Art. 95 Droit suisse

Le recours peut être formé pour violation :

a. du droit fédéral ;

b. du droit international ;

c. de droits constitutionnels cantonaux ;

d. de dispositions cantonales sur le droit de vote des citoyens ainsi que sur les élections et votations populaires ;

e. du droit intercantonal.

Art. 100 Recours contre une décision

1 Le recours contre une décision doit être déposé devant le Tribunal fédéral dans les 30 jours qui suivent la notification de l'expédition complète.

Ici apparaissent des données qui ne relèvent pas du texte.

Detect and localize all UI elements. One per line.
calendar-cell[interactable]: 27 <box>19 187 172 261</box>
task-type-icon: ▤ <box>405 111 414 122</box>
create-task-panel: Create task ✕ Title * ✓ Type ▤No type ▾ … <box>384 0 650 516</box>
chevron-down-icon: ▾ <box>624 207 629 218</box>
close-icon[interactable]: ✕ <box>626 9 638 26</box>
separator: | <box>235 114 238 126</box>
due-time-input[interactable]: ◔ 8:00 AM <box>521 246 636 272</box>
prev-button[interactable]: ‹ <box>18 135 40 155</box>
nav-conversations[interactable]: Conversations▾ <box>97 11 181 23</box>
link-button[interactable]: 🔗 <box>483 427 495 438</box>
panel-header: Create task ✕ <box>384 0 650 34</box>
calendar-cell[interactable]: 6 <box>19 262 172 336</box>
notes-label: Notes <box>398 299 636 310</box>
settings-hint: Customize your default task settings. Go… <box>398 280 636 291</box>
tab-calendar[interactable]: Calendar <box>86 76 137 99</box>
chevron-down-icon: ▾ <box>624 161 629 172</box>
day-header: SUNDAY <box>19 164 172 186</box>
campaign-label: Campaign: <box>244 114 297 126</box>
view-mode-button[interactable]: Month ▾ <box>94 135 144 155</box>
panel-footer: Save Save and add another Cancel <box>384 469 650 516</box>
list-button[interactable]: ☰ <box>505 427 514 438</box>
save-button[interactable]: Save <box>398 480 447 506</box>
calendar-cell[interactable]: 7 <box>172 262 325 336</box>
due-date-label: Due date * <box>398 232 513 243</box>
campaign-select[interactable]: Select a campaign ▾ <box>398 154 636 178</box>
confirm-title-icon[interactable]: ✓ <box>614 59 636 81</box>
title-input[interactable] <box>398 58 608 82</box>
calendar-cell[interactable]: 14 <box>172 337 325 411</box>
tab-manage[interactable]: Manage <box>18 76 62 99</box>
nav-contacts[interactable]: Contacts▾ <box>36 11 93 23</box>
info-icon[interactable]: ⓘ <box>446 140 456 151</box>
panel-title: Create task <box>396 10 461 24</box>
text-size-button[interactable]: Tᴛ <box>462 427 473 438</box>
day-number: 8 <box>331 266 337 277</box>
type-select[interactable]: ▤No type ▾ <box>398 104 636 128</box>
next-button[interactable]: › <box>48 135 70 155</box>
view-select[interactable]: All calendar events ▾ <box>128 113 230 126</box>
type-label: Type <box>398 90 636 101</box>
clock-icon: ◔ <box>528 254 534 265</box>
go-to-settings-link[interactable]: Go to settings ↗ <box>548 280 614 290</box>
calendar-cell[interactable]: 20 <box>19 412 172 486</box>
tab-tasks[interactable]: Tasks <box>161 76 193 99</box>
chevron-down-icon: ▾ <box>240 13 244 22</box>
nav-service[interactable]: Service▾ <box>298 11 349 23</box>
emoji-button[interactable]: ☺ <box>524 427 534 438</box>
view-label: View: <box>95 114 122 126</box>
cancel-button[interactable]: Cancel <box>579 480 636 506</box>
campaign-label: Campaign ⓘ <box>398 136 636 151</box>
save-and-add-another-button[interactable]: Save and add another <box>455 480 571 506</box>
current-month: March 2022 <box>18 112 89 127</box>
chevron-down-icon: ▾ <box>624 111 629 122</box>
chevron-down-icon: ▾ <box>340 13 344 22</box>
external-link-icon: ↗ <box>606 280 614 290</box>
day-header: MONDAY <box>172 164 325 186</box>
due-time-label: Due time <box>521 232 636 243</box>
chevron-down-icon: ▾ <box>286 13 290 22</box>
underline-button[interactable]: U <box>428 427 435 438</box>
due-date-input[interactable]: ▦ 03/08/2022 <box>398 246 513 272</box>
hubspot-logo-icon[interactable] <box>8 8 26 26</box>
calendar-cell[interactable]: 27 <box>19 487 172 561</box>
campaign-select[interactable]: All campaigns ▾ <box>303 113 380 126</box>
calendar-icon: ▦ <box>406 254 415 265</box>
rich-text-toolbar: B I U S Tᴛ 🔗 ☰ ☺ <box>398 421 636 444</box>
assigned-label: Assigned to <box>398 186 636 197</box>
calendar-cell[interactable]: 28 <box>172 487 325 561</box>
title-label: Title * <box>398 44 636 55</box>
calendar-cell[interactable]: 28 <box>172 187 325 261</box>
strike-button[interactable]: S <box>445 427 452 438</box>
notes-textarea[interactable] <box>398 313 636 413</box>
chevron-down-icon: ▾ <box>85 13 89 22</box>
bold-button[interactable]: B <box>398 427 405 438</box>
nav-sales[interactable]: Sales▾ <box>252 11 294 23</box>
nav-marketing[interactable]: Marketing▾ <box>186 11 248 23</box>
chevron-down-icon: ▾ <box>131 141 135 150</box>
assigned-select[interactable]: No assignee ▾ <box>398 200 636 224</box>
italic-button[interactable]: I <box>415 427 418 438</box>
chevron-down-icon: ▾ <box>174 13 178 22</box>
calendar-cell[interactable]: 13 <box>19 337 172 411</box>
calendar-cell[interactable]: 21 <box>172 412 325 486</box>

______________________________________________

Art. 113 Principe

Le Tribunal fédéral connaît des recours constitutionnels contre les décisions des autorités cantonales de dernière instance qui ne peuvent faire l'objet d'aucun recours selon les art. 72 à 89.

Art. 115 Qualité pour recourir

A qualité pour former un recours constitutionnel quiconque :

a. a pris part à la procédure devant l'autorité précédente ou a été privé de la possibilité de le faire et

b. a un intérêt juridique à l'annulation ou à la modification de la décision attaquée.

Art. 116 Motifs de recours

Le recours constitutionnel peut être formé pour violation des droits constitutionnels.

Art. 100 Recours contre une décision

1 Le recours contre une décision doit être déposé devant le Tribunal fédéral dans les 30 jours qui suivent la notification de l'expédition complète.

___________________________________________

 

Recours ordinaire simultané (art. 119 LTF)

1 Si une partie forme contre une décision un recours ordinaire et un recours constitutionnel, elle doit déposer les deux recours dans un seul mémoire.

2 Le Tribunal fédéral statue sur les deux recours dans la même procédure.

3 Il examine les griefs invoqués selon les dispositions applicables au type de recours concerné.